March is my birthday month! My birthdays arrive with a strange mix of ceremony and normalcy.
On the one hand, the day insists on being special. My Facebook explodes with notifications. People send messages. Someone might bring cupcakes to the office. A friend texts you a memory you had completely forgotten. Social media quietly compiles a highlight reel of your existence and hands it back to you like a scrapbook you didn’t know you were keeping.
On the other hand, the day is just Thursday.
The coffee still needs to be made. The dog still needs to be let out. The laundry pile has not magically improved overnight. The desert wind still blows across Lahontan Valley exactly the way it did the day before. There is something oddly comforting about that.
When children, birthdays feel like the center of the universe. The whole year builds toward that one day where you are the main character. Cake appears. Presents appear. Adults ask how old you are now, and the number feels like a major upgrade in your human operating system. Then time does what time always does. It keeps moving. One day after the other.

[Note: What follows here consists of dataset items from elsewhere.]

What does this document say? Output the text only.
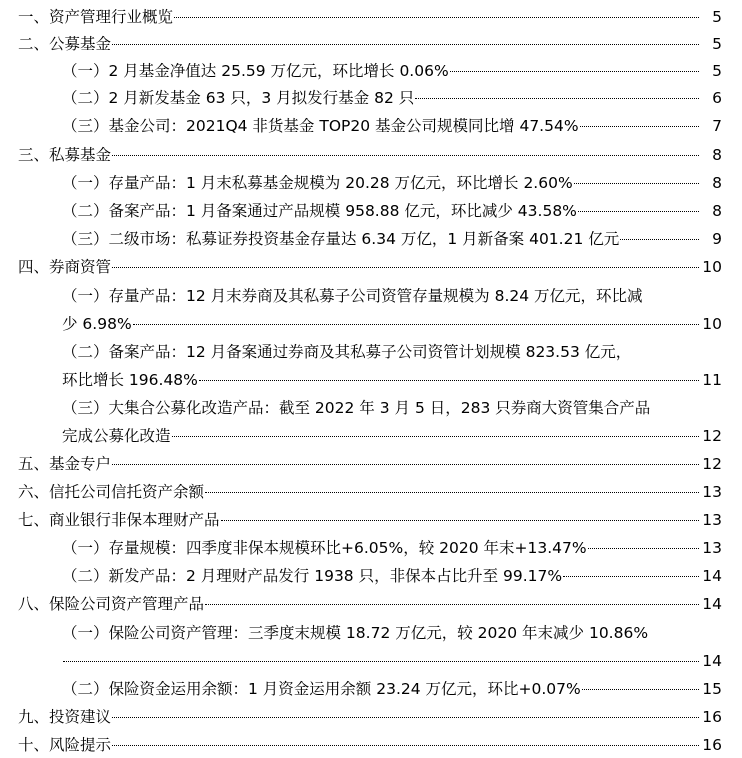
一、资产管理行业概览	5
二、公募基金	5
（一）2 月基金净值达 25.59 万亿元，环比增长 0.06%	5
（二）2 月新发基金 63 只，3 月拟发行基金 82 只	6
（三）基金公司：2021Q4 非货基金 TOP20 基金公司规模同比增 47.54%	7
三、私募基金	8
（一）存量产品：1 月末私募基金规模为 20.28 万亿元，环比增长 2.60%	8
（二）备案产品：1 月备案通过产品规模 958.88 亿元，环比减少 43.58%	8
（三）二级市场：私募证券投资基金存量达 6.34 万亿，1 月新备案 401.21 亿元	9
四、券商资管	10
（一）存量产品：12 月末券商及其私募子公司资管存量规模为 8.24 万亿元，环比减
少 6.98%	10
（二）备案产品：12 月备案通过券商及其私募子公司资管计划规模 823.53 亿元，
环比增长 196.48%	11
（三）大集合公募化改造产品：截至 2022 年 3 月 5 日，283 只券商大资管集合产品
完成公募化改造	12
五、基金专户	12
六、信托公司信托资产余额	13
七、商业银行非保本理财产品	13
（一）存量规模：四季度非保本规模环比+6.05%，较 2020 年末+13.47%	13
（二）新发产品：2 月理财产品发行 1938 只，非保本占比升至 99.17%	14
八、保险公司资产管理产品	14
（一）保险公司资产管理：三季度末规模 18.72 万亿元，较 2020 年末减少 10.86%
14
（二）保险资金运用余额：1 月资金运用余额 23.24 万亿元，环比+0.07%	15
九、投资建议	16
十、风险提示	16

Birthdays begin to function less like milestones and more like quiet markers along the trail. Another solar circumnavigation. Another chance to look backward for a minute and take inventory. Not the big, dramatic inventory of whether life turned out exactly the way you imagined when you were twelve. Nobody survives adulthood with that particular fantasy intact.
Instead it’s the smaller accounting.
Who are the people who showed up this year?

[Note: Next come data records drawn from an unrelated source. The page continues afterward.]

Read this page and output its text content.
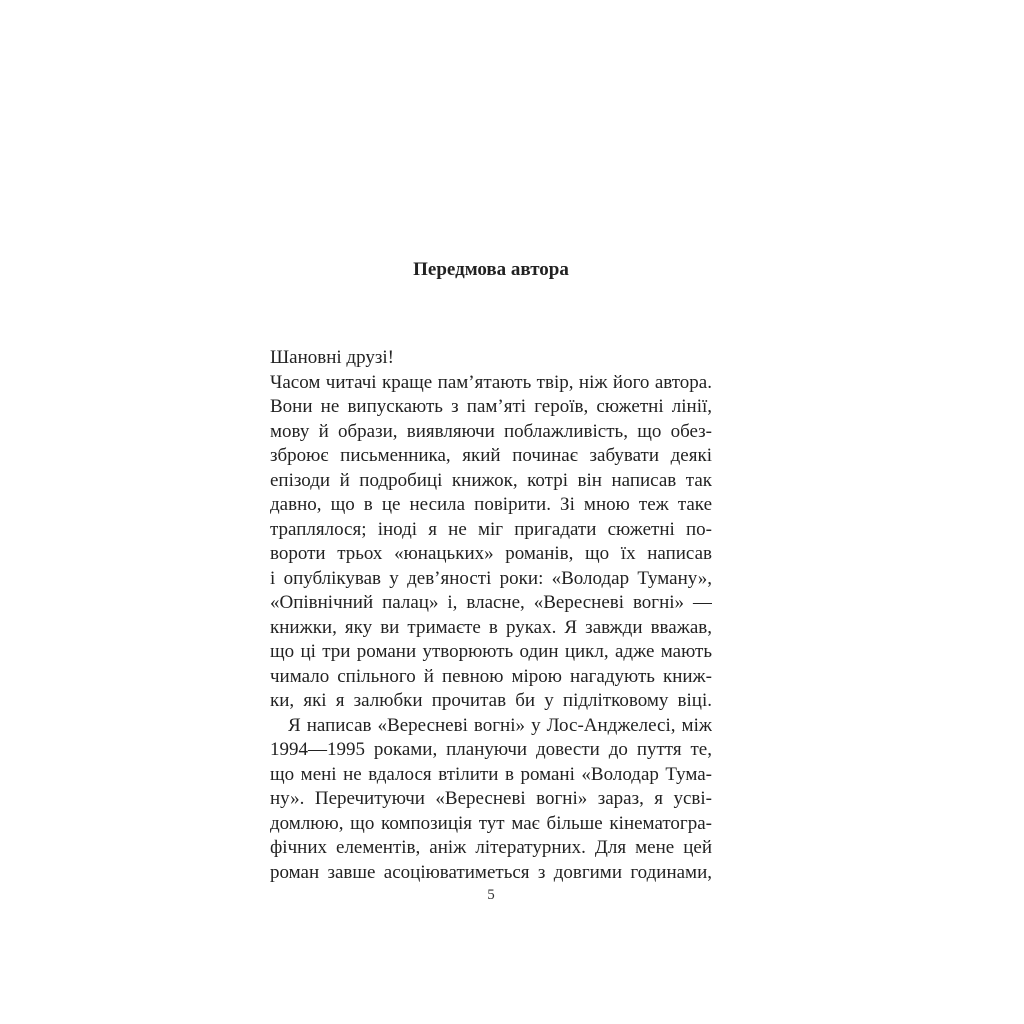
Передмова автора
Шановні друзі!
Часом читачі краще пам’ятають твір, ніж його автора.
Вони не випускають з пам’яті героїв, сюжетні лінії,
мову й образи, виявляючи поблажливість, що обез-
зброює письменника, який починає забувати деякі
епізоди й подробиці книжок, котрі він написав так
давно, що в це несила повірити. Зі мною теж таке
траплялося; іноді я не міг пригадати сюжетні по-
вороти трьох «юнацьких» романів, що їх написав
і опублікував у дев’яності роки: «Володар Туману»,
«Опівнічний палац» і, власне, «Вересневі вогні» —
книжки, яку ви тримаєте в руках. Я завжди вважав,
що ці три романи утворюють один цикл, адже мають
чимало спільного й певною мірою нагадують книж-
ки, які я залюбки прочитав би у підлітковому віці.
Я написав «Вересневі вогні» у Лос-Анджелесі, між
1994—1995 роками, плануючи довести до пуття те,
що мені не вдалося втілити в романі «Володар Тума-
ну». Перечитуючи «Вересневі вогні» зараз, я усві-
домлюю, що композиція тут має більше кінематогра-
фічних елементів, аніж літературних. Для мене цей
роман завше асоціюватиметься з довгими годинами,
5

What did you learn that you didn’t know before?
What surprised you?
In a place like Fallon, those questions tend to have very grounded answers.
Maybe it was the neighbor who waves hello every morning (Paul). Maybe it was a conversation at the grocery store that turned into a new friendship (Aislyn & Blane). Maybe it was realizing that the same cottonwood tree you drove past every day now marks the passage of your own time as clearly as it marks the seasons.

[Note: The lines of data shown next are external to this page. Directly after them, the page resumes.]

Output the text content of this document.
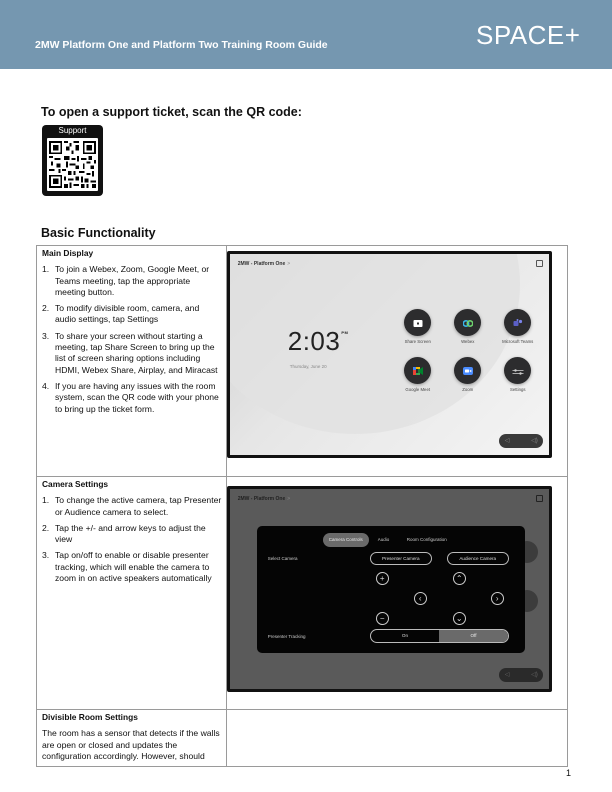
2MW Platform One and Platform Two Training Room Guide	SPACE+
To open a support ticket, scan the QR code:
Support
Basic Functionality
Main Display
1. To join a Webex, Zoom, Google Meet, or Teams meeting, tap the appropriate meeting button.
2. To modify divisible room, camera, and audio settings, tap Settings
3. To share your screen without starting a meeting, tap Share Screen to bring up the list of screen sharing options including HDMI, Webex Share, Airplay, and Miracast
4. If you are having any issues with the room system, scan the QR code with your phone to bring up the ticket form.

2MW - Platform One >
$2:03^{PM}$
Thursday, June 20
Share Screen	Webex	Microsoft Teams
Google Meet	Zoom	Settings
◁	◁)

Camera Settings
1. To change the active camera, tap Presenter or Audience camera to select.
2. Tap the +/- and arrow keys to adjust the view
3. Tap on/off to enable or disable presenter tracking, which will enable the camera to zoom in on active speakers automatically

2MW - Platform One >
Camera Controls	Audio	Room Configuration
Select Camera	Presenter Camera	Audience Camera
+
−
⌃
⌄
‹	›
Presenter Tracking	On	Off
◁	◁)

Divisible Room Settings
The room has a sensor that detects if the walls are open or closed and updates the configuration accordingly. However, should	

1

Small towns are good at reminding you that life is not made up of major events. It is made up of ordinary days stacked carefully on top of one another until, suddenly, years have passed.
Birthdays interrupt that stack for just a moment. They are a pause button.
A chance to notice the shape of your life. The work you are doing. The people you care about. The strange fact that you have somehow made it through another full orbit of the sun on a planet that is spinning through space at 67,000 miles an hour.
That last detail rarely makes it into birthday cards, but it probably should.
Because when you think about it, surviving another year on this particular rock is a pretty remarkable thing.
So if you have a birthday coming up this month, consider this your small-town permission slip to celebrate it however you want.
Eat the cake.
Ignore the cake.
Take the day off.
Work straight through it.
But take at least a moment to notice the quiet miracle of time doing its steady work.
Chocolate Mayonnaise Cake (don’t knock it til you try it)
INGREDIENTS:
For the Cake:
- Nonstick cooking spray
- 2 ½ c all-purpose flour, plus more for dusting
- ¾ c unsweetened natural cocoa powder
- 1 ¼ c granulated sugar
- 2 t baking powder
- 1 t baking soda
- ¼ t Diamond Crystal kosher salt; for table salt, use half as much by volume
- 1 ¼ c strong black coffee, at about 170°F
- 1 ¼ c mayonnaise
- 1 t vanilla extract
For the Frosting:
- 14 T unsalted butter, softened
- ½ c cocoa powder, sifted
- 3 ¾ c confectioners' sugar, sifted
- 2 T whole milk
- 1 t vanilla extract
DIRECTIONS:
- Heat oven to 350°F . Grease a 9×13-inch pan with nonstick spray, then lightly dust with flour.
- In a large bowl, sift flour and cocoa powder. Add sugar, baking powder, baking soda, and salt and whisk to combine.
- In another bowl, whisk coffee, mayonnaise, and vanilla until smooth and foamy, about 20 seconds.
- Add the dry ingredients and whisk until just combined and no dry spots remain, about 30 seconds. The batter may be slightly lumpy. Do not overmix. Pour batter into the prepared pan and smooth the top.
- Bake 35–38 minutes, until a tester inserted in the center comes out clean and the cake pulls slightly from the sides. Cool completely in the pan on a wire rack, 1½–2 hours.
- Make the frosting: Beat butter on medium-high until creamy, about 30 seconds. Add powdered sugar, cocoa powder, milk, and vanilla. Mix on low until combined. Increase speed to medium-high and beat until smooth and fluffy, about 3 minutes.
- Spread frosting over the cooled cake. Slice and serve.